Greenleave · 09/01/2017 13:24

Anyone has any succesful experience and/or good tips/recommendations on tutors/classes/summer camps anything you did and/or are doing to help your child learning foreign languages that you would share. My year 4 has been learning French in school and going to a weekend 30mins class for a year and still cant be able to say much(or any). It could be because we are particularly bad at languagues as the household and/or(I try to reassure myself) that we havent got the right approach yet. I am not aiming for any particular language, any additional is good, better that she can speak the language when its needed, reading and writting isnt as important.

OP posts:
cooke0112 · 22/01/2017 03:45

Hi, I am actually hoping to start a French afterschool club soon in the Headingley area of Leeds (LS6). Just spreading the word to see how much interest there is! 😊

johnmartinday · 26/01/2017 16:56

Is anyone with toddlers interested in joining a play group in Swiss Cottage for Spanish and French lessons? I am short of 3 toddlers in order to have 8 in the playgroup and have the classes at £8.50 per child per session.
Thank you!

Vietnammark · 29/01/2017 16:32

Op

I have a child in year 4 who is studying Mandarin and French at school. I have a lot of experience in teaching MFLs.

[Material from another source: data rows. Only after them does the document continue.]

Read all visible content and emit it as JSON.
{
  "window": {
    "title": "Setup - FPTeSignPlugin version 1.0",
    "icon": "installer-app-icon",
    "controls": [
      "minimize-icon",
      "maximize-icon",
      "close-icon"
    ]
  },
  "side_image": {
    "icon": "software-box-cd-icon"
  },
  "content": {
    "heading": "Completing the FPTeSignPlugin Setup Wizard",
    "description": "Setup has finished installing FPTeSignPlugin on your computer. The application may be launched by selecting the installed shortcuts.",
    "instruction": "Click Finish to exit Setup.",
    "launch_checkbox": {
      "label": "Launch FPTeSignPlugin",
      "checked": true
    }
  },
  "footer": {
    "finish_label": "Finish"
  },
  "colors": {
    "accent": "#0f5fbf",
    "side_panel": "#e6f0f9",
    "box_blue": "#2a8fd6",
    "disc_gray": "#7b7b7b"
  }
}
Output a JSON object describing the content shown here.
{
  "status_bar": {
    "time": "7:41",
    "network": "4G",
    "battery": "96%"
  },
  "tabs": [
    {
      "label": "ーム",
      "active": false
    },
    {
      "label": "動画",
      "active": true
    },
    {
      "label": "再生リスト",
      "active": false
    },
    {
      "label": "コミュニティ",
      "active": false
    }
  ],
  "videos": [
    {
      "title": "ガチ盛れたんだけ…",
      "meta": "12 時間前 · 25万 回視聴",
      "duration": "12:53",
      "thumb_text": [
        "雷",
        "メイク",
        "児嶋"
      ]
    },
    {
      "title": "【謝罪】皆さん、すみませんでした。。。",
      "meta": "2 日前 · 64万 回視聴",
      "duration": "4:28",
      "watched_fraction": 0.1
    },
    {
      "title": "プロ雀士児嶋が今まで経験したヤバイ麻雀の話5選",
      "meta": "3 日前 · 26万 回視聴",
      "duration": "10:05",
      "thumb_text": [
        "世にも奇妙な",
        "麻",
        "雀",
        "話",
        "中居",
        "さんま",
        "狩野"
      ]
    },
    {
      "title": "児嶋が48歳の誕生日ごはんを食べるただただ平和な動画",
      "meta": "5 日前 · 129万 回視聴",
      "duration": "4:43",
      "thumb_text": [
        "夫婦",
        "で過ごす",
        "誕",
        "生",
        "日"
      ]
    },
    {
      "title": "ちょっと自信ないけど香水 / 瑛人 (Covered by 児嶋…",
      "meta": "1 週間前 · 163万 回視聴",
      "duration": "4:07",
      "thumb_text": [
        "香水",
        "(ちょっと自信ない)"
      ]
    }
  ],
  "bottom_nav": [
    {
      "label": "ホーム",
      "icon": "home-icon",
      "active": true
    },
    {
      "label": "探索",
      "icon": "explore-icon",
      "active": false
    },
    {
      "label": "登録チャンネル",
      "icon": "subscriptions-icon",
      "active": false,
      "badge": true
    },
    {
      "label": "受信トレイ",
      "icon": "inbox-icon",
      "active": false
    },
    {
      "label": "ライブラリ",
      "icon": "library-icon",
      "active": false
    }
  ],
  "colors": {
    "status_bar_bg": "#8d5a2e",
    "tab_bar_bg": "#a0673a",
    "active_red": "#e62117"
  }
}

First of all I would not be concerned at all that your child can say hardly anything so far. Learning MFLs is a marathon and not a sprint.

My DC has two half hour 1-2-1 Skype lessons in Mandarin per week (which DC enjoys). In addition to this I play DC Mandarin cartoons for about 20 minutes most days, whilst DC is brushing teeth, showering, getting dressed and sometimes in the car. DC has been doing the above for nearly 2 years now and is progressing well.

With French DC has just been watching cartoons and listening to songs for about 6 months now. DC can say very little, but is still in the top few in his class at French. As DC is only in year 4 and I suspect DC will have at least another 6 years of French at school I am happy that DC is enjoying his out of school French "learning" and am not concerned about his level for now. I believe that as long as DC keeps his interest in French DC will be able to speak French pretty well by DC's mid to late teens.

For listening in French I often use the following:

m.youtube.com/watch?v=jC5sgHllQnU

agreenmouse.com/french-for-children/ks2-ks3-french/

m.youtube.com/watch?list=RDUsEz58BblMY&params=OALAAQE%253D&v=UsEz58BblMY

At a later date, when DC has a higher knowledge of French and has matured a little, I shall ask DC if DC wants on line French lessons (Mandarin has much easier grammar, and pronunciation is much more difficult, so in my opinion is more suitable to learn 1-2-1 on line at this age) and or use Memrise and Duolingo, but not yet.